In practice, though, clinical guidance remains limited. Much of it is based on individual case studies and expert opinion rather than large trials, and many people report that their providers simply did not know how to help them.
Detransition, Retransition, and Identity
Detransitioning is not always a final destination. Some people detransition temporarily and later retransition, restarting the process they had paused. In survey data, many participants who had detransitioned were living as transgender at the time they responded, suggesting their detransition was a chapter rather than an endpoint.

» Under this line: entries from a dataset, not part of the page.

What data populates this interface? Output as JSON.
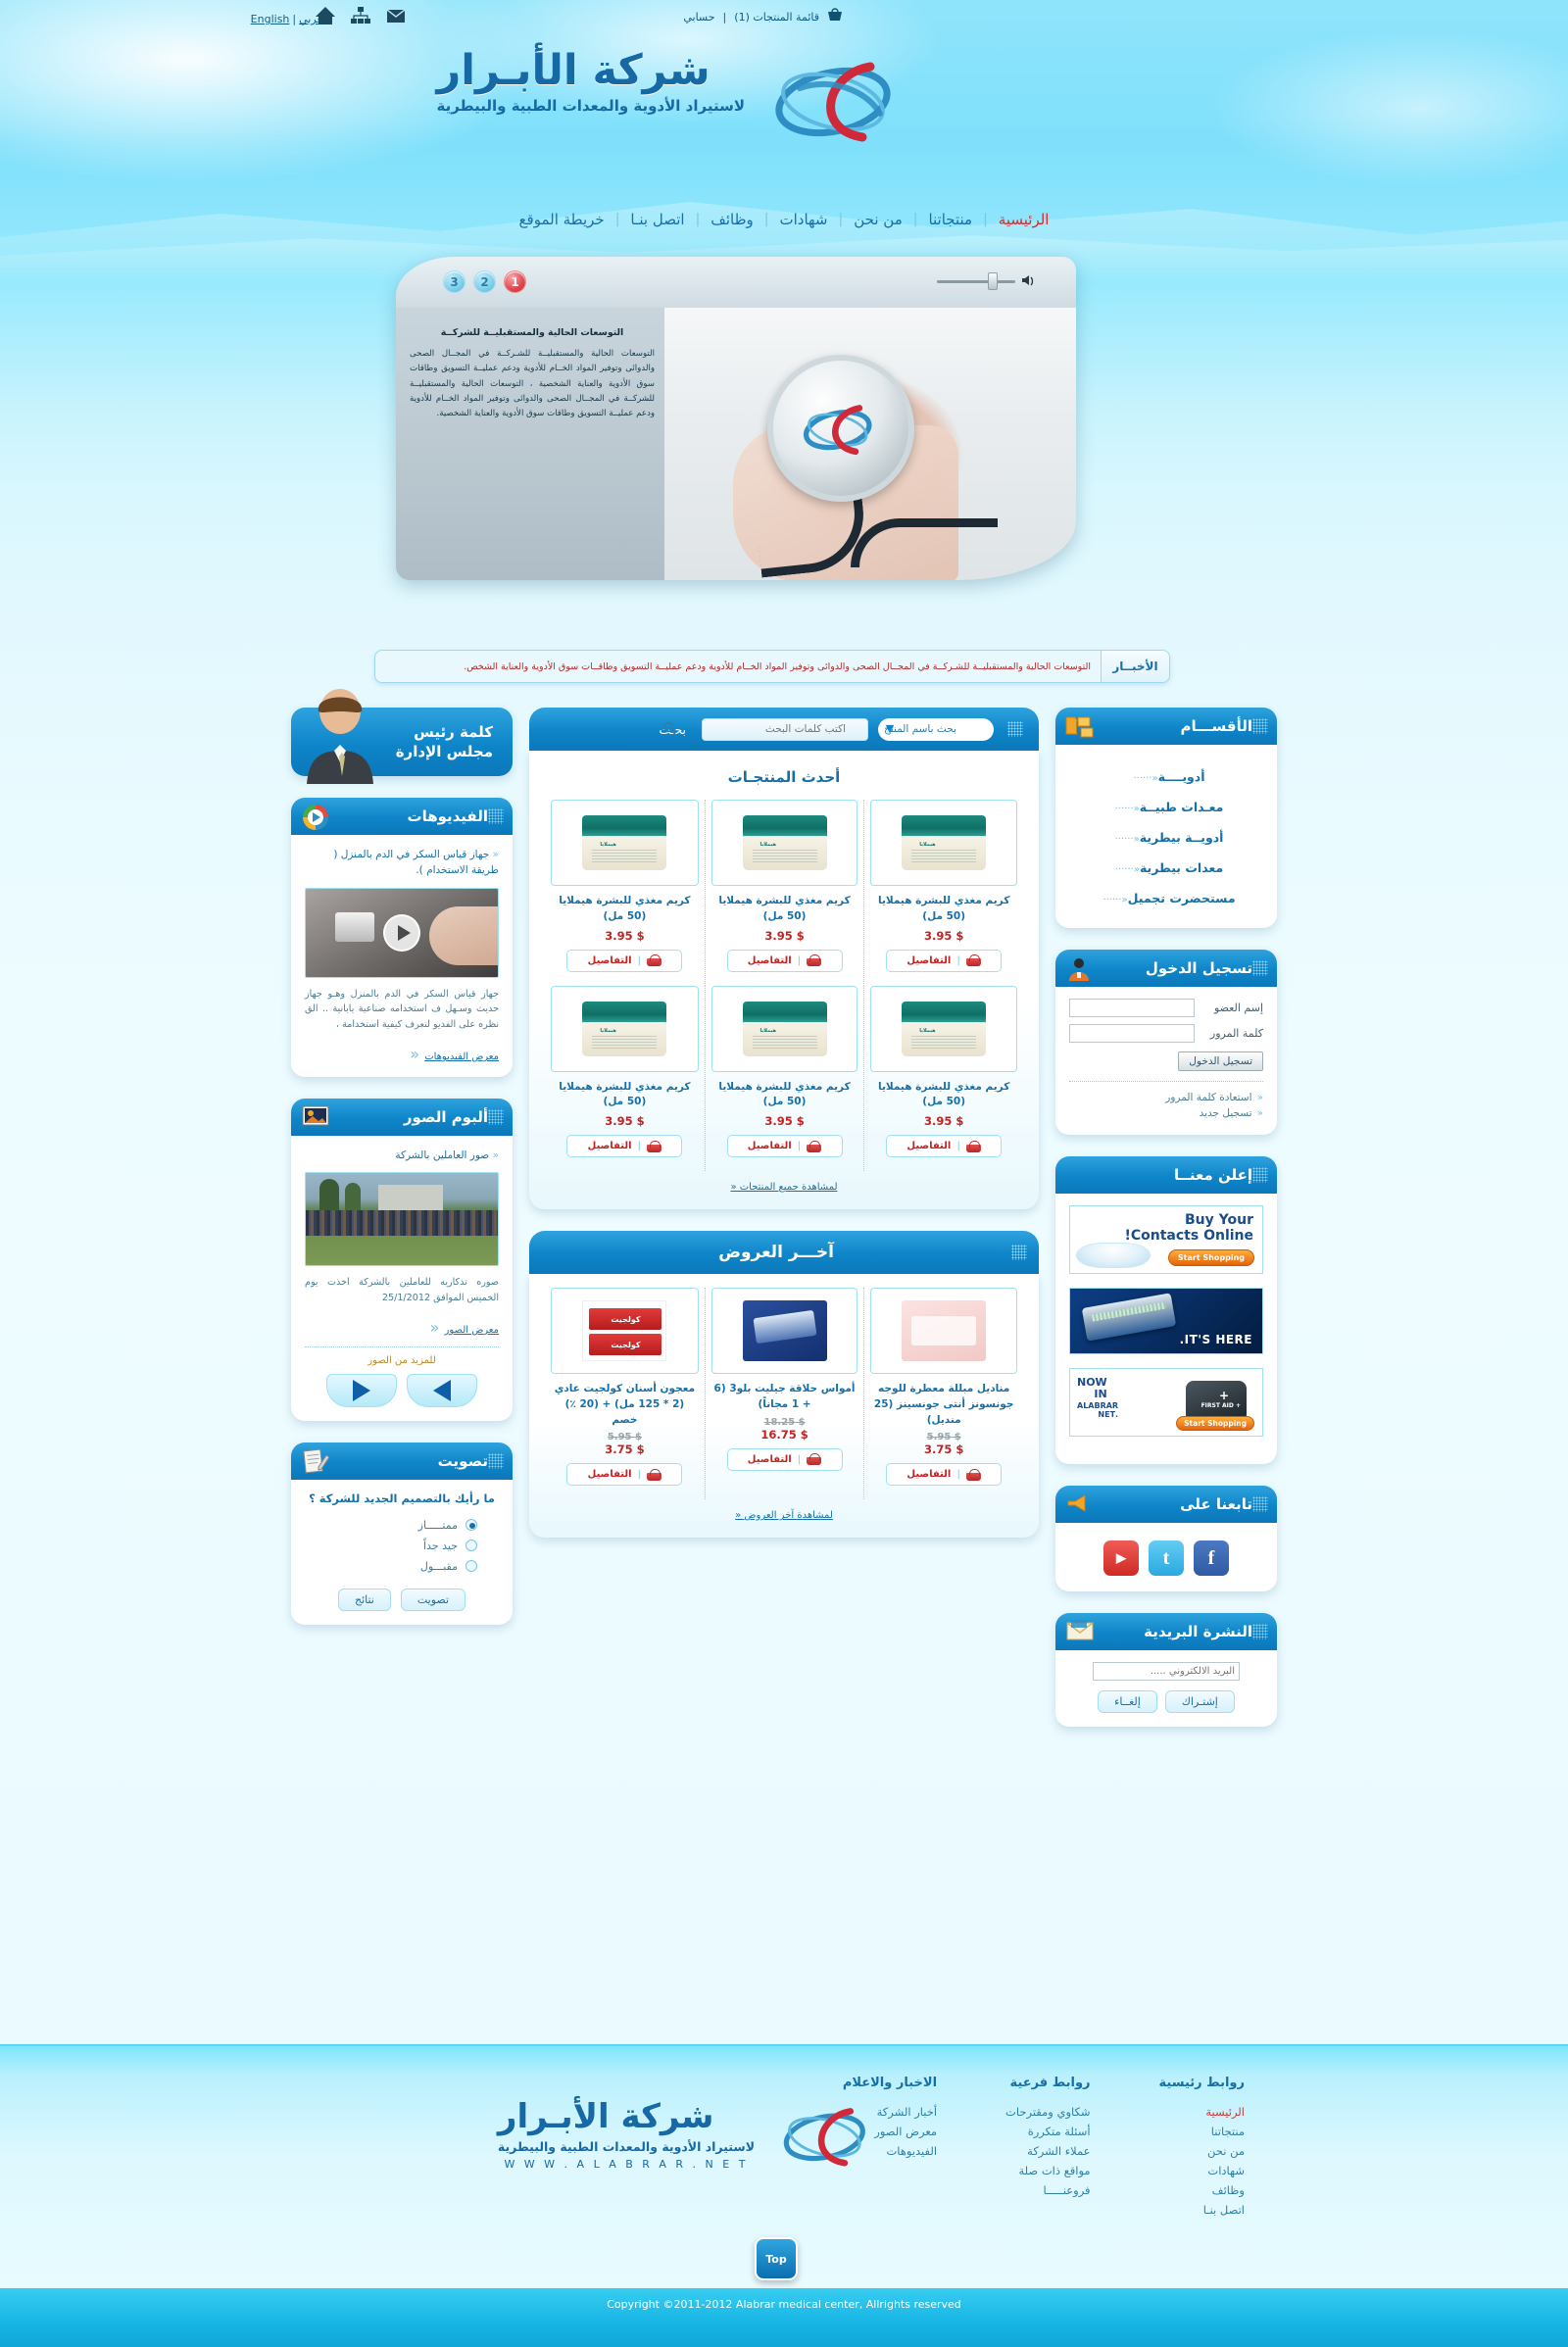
{
  "topbar": {
    "lang_ar": "عربي",
    "lang_sep": "|",
    "lang_en": "English",
    "cart_label": "قائمة المنتجات (1)",
    "sep": "|",
    "account_label": "حسابي",
    "icons": [
      "cart-icon",
      "mail-icon",
      "sitemap-icon",
      "home-icon"
    ]
  },
  "header": {
    "brand_title": "شركة الأبـرار",
    "brand_sub": "لاستيراد الأدوية والمعدات الطبية والبيطرية"
  },
  "nav": {
    "items": [
      {
        "label": "الرئيسية",
        "active": true
      },
      {
        "label": "منتجاتنا",
        "active": false
      },
      {
        "label": "من نحن",
        "active": false
      },
      {
        "label": "شهادات",
        "active": false
      },
      {
        "label": "وظائف",
        "active": false
      },
      {
        "label": "اتصل بنـا",
        "active": false
      },
      {
        "label": "خريطة الموقع",
        "active": false
      }
    ]
  },
  "slider": {
    "bullets": [
      "1",
      "2",
      "3"
    ],
    "active_bullet": "1",
    "slide_title": "التوسعات الحالية والمستقبليــة للشركــة",
    "slide_text": "التوسعات الحالية والمستقبليــة للشـركــة في المجــال الصحى والدوائى وتوفير المواد الخــام للأدوية ودعم عمليــة التسويق وطاقات سوق الأدوية والعناية الشخصية ، التوسعات الحالية والمستقبليــة للشركــة في المجــال الصحى والدوائى وتوفير المواد الخــام للأدوية ودعم عمليــة التسويق وطاقات سوق الأدوية والعناية الشخصية."
  },
  "news": {
    "label": "الأخبــار",
    "text": "التوسعات الحالية والمستقبليــة للشـركــة في المجــال الصحى والدوائى وتوفير المواد الخــام للأدوية ودعم عمليــة التسويق وطاقــات سوق الأدوية والعناية الشخص."
  },
  "sidebar_right": {
    "categories": {
      "title": "الأقســـام",
      "icon": "folders-icon",
      "items": [
        "أدويــــة",
        "معـدات طبيــة",
        "أدويــة بيطرية",
        "معدات بيطرية",
        "مستحضرت تجميل"
      ],
      "chev": "«······"
    },
    "login": {
      "title": "تسجيل الدخول",
      "icon": "user-icon",
      "username_label": "إسم العضو",
      "username_value": "",
      "password_label": "كلمة المرور",
      "password_value": "",
      "submit_label": "تسجيل الدخول",
      "links": [
        "استعادة كلمة المرور",
        "تسجيل جديد"
      ]
    },
    "ads": {
      "title": "إعلن معنــا",
      "ad1_line1": "Buy Your",
      "ad1_line2": "Contacts Online!",
      "ad1_button": "Start Shopping",
      "ad2_text": "IT'S HERE.",
      "ad3_now": "NOW",
      "ad3_in": "IN",
      "ad3_brand": "ALABRAR",
      "ad3_net": ".NET",
      "ad3_kit": "+ FIRST AID",
      "ad3_button": "Start Shopping"
    },
    "follow": {
      "title": "تابعنا على",
      "icon": "megaphone-icon",
      "networks": [
        "facebook-icon",
        "twitter-icon",
        "youtube-icon"
      ],
      "fb_glyph": "f",
      "tw_glyph": "t",
      "yt_glyph": "▶"
    },
    "newsletter": {
      "title": "النشرة البريدية",
      "icon": "envelope-icon",
      "email_label": "البريد الالكتروني",
      "email_placeholder": "البريد الالكتروني ..... ",
      "subscribe_label": "إشتـراك",
      "unsubscribe_label": "إلغــاء"
    }
  },
  "sidebar_left": {
    "chairman": {
      "line1": "كلمة رئيس",
      "line2": "مجلس الإدارة",
      "icon": "chairman-avatar"
    },
    "videos": {
      "title": "الفيديوهات",
      "icon": "media-player-icon",
      "item_title": "جهاز قياس السكر في الدم بالمنزل ( طريقة الاستخدام ).",
      "chev": "«",
      "description": "جهاز قياس السكر في الدم بالمنزل وهـو جهاز حديث وسـهل ف استخدامه صناعية يابانية .. الق نظره على الفديو لتعرف كيفية استخدامة ،",
      "more_label": "معرض الفيديوهات",
      "play_icon": "play-icon"
    },
    "album": {
      "title": "ألبوم الصور",
      "icon": "photo-icon",
      "item_title": "صور العاملين بالشركة",
      "chev": "«",
      "caption": "صوره تذكاريه للعاملين بالشركة  اخذت يوم الخميس الموافق 25/1/2012",
      "more_label": "معرض الصور",
      "more_pics_label": "للمزيد من الصور",
      "prev_icon": "arrow-left-icon",
      "next_icon": "arrow-right-icon"
    },
    "poll": {
      "title": "تصويت",
      "icon": "notepad-icon",
      "question": "ما رأيك بالتصميم الجديد للشركة ؟",
      "options": [
        {
          "label": "ممتـــــاز",
          "selected": true
        },
        {
          "label": "جيد جداً",
          "selected": false
        },
        {
          "label": "مقبـــول",
          "selected": false
        }
      ],
      "vote_label": "تصويت",
      "results_label": "نتائج"
    }
  },
  "main": {
    "search": {
      "dots_icon": "dots-icon",
      "select_value": "بحث باسم المنتج",
      "select_icon": "chevron-down-icon",
      "input_placeholder": "اكتب كلمات البحث",
      "input_value": "",
      "magnifier_icon": "search-icon",
      "button_label": "بحـث"
    },
    "latest_products": {
      "title": "أحدث المنتجـات",
      "all_link": "لمشاهدة جميع المنتجات «",
      "details_label": "التفاصيل",
      "cart_icon": "cart-icon",
      "separator": "|",
      "items": [
        {
          "name": "كريم مغذي للبشرة هيملايا (50 مل)",
          "price": "$ 3.95",
          "old_price": "",
          "image": "cream-jar"
        },
        {
          "name": "كريم مغذي للبشرة هيملايا (50 مل)",
          "price": "$ 3.95",
          "old_price": "",
          "image": "cream-jar"
        },
        {
          "name": "كريم مغذي للبشرة هيملايا (50 مل)",
          "price": "$ 3.95",
          "old_price": "",
          "image": "cream-jar"
        },
        {
          "name": "كريم مغذي للبشرة هيملايا (50 مل)",
          "price": "$ 3.95",
          "old_price": "",
          "image": "cream-jar"
        },
        {
          "name": "كريم مغذي للبشرة هيملايا (50 مل)",
          "price": "$ 3.95",
          "old_price": "",
          "image": "cream-jar"
        },
        {
          "name": "كريم مغذي للبشرة هيملايا (50 مل)",
          "price": "$ 3.95",
          "old_price": "",
          "image": "cream-jar"
        }
      ]
    },
    "offers": {
      "title": "آخـــر العروض",
      "all_link": "لمشاهدة آخر العروض «",
      "details_label": "التفاصيل",
      "cart_icon": "cart-icon",
      "separator": "|",
      "items": [
        {
          "name": "مناديل مبللة معطرة للوجه جونسونز أنتى جونسينز (25 منديل)",
          "price": "$ 3.75",
          "old_price": "$ 5.95",
          "image": "wipes-pack"
        },
        {
          "name": "أمواس حلاقة جيليت بلو3 (6 + 1 مجاناً)",
          "price": "$ 16.75",
          "old_price": "$ 18.25",
          "image": "razor-pack"
        },
        {
          "name": "معجون أسنان كولجيت عادي (2 * 125 مل) + (20 ٪) خصم",
          "price": "$ 3.75",
          "old_price": "$ 5.95",
          "image": "toothpaste-pack"
        }
      ]
    }
  },
  "footer": {
    "columns": [
      {
        "title": "روابط رئيسية",
        "links": [
          {
            "label": "الرئيسية",
            "active": true
          },
          {
            "label": "منتجاتنا",
            "active": false
          },
          {
            "label": "من نحن",
            "active": false
          },
          {
            "label": "شهادات",
            "active": false
          },
          {
            "label": "وظائف",
            "active": false
          },
          {
            "label": "اتصل بنـا",
            "active": false
          }
        ]
      },
      {
        "title": "روابط فرعية",
        "links": [
          {
            "label": "شكاوي ومقترحات",
            "active": false
          },
          {
            "label": "أسئلة متكررة",
            "active": false
          },
          {
            "label": "عملاء الشركة",
            "active": false
          },
          {
            "label": "مواقع ذات صلة",
            "active": false
          },
          {
            "label": "فروعنـــــا",
            "active": false
          }
        ]
      },
      {
        "title": "الاخبار والاعلام",
        "links": [
          {
            "label": "أخبار الشركة",
            "active": false
          },
          {
            "label": "معرض الصور",
            "active": false
          },
          {
            "label": "الفيديوهات",
            "active": false
          }
        ]
      }
    ],
    "brand_title": "شركة الأبـرار",
    "brand_sub": "لاستيراد الأدوية والمعدات الطبية والبيطرية",
    "brand_url": "W W W . A L A B R A R . N E T",
    "top_button": "Top",
    "copyright": "Copyright ©2011-2012 Alabrar medical center, Allrights reserved"
  },
  "colors": {
    "brand_blue": "#1669a5",
    "panel_header": "#0e85c9",
    "accent_red": "#c32222",
    "sky": "#8fe4fb"
  }
}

Researchers distinguish between detransition “with identity desistance,” where a person no longer identifies as transgender, and detransition driven by circumstances, where the person’s internal sense of gender has not changed but external realities forced a reversal. These are fundamentally different experiences that get collapsed under a single word, which is part of why conversations about detransitioning can be so contentious.
The UK clinic study also identified factors independently associated with detransitioning, including coexisting neurodevelopmental conditions, adverse childhood experiences, substance use during treatment, and mental health concerns during treatment. These findings suggest that people with more complex backgrounds may benefit from more thorough support throughout the entire process, both during transition and if they later reconsider.